|Francesca Fernandez McKenzie (center) as Shen Te disguises herself as her male cousin, Shui Ta, who gets tough with characters played by Margo Hall (left) and Lily Tung Crystal. (Photo by Kevin Berne)
The central character in German playwright Bertolt Brecht’s 1941 “The Good Person of Szechwan” faces an apparently unsolvable dilemma: After the gods reward her for her goodness, others take advantage of her, thus negating her good intentions.
California Shakespeare Theater artistic director Eric Ting helms his company’s production using Tony Kushner’s adaptation.
In it, the kind-hearted Shen Te (Francesca Fernandez McKenzie) disguises herself as her tough-minded male cousin, Shui Ta, to ward off the spongers.
One of them is Yang Sun (Armando McClain), who’s about to hang himself because he doesn’t have the money to pay for a promised job as an air mail pilot in Peking.
She not only gives him some money but also falls in love with him. However, in her male guise, she learns that he was mainly interested in her for the money and the sex.
Under Ting’s direction, McKenzie is the undisputed star of this production, but everyone in the 12-member cast works as a true ensemble.
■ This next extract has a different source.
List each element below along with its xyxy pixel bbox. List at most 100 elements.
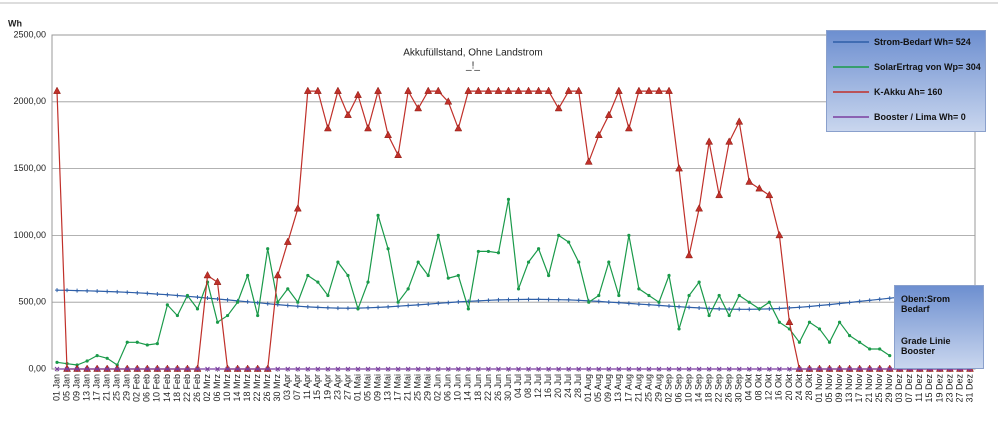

Most actors assume several roles, both male and female, yet every character is clearly etched.
For example, Anthony Fusco, Victor Talmadge, Phil Wong and Margo Hall all show their versatility. Lance Gardner plays Shen Te’s friend Wang, the Water-Seller, who opens the show, leads the gods to her, delivers the epilogue and takes part in other scenes.
Adding immeasurably to enjoyment of this production is Brendan Aanes’ sound design, which often punctuates various lines and actions.
Ulises Alcala’s costumes are a mix of traditional and contemporary, while the set by Michael Locher and lighting by Jiyoun Chang also augment the action.
Some movements, especially by McKenzie’s Shui Ta, are stylized thanks to movement choreographer Natalie Greene.
At times one or more characters will break into songs written by music director Min Kahng.
All of this is part of the Brechtian aim of trying to distance the audience, of showing that this is merely a play.
Nevertheless, the acting and direction are so brilliant that it’s almost impossible not to be swept up by what’s unfolding on the stage.
Running about three hours with one intermission, “The Good Person of Szechwan” will continue through July 28 at the scenic Bruns Amphitheater, 100 California Shakespeare Theater Way (off Hwy. 24), Orinda.